Infine, per quanto riguarda il dossier Politiche Agricole, al paragrafo 4.a) CAP:
il ministero delle Politiche agricole, alimentari e forestali ha ribadito la criticità per l’Italia della Convergenza esterna, che incide fortemente sul riparto dei fondi tra Stati membri, chiedendo di inserire il tema nell’Addendum. Ha affrontato il tema della possibile riduzione delle risorse, chiedendo di sostenere esplicitamente nell’Addendum l’opzione del cofinanziamento dello Sviluppo rurale, rimandando ad altra sede l’opzione del cofinanziamento del Primo pilastro (sostegno dei prezzi dei prodotti agricoli e l’integrazione diretta dei redditi degli agricoltori).
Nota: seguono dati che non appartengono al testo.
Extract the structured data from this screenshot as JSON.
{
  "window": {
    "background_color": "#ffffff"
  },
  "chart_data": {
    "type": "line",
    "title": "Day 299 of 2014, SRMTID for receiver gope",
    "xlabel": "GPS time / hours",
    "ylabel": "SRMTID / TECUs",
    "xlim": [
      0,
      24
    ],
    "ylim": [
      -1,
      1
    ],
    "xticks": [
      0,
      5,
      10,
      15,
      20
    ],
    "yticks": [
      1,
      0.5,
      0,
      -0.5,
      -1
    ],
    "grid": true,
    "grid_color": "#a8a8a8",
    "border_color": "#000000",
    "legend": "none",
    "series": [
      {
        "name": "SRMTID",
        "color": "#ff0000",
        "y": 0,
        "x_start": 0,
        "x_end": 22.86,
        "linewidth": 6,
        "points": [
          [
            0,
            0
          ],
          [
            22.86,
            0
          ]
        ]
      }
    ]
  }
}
È stato quindi concordato di ampliare il paragrafo con l’esplicitazione delle richieste italiane (Convergenza esterna e Sviluppo rurale), chiedendo altresì di inserire la proposta di percentuale di cofinanziamento massimo per lo Sviluppo rurale, che libererebbe risorse del QFP e incrementerebbe il totale delle spese pubbliche per il medesimo Sviluppo rurale.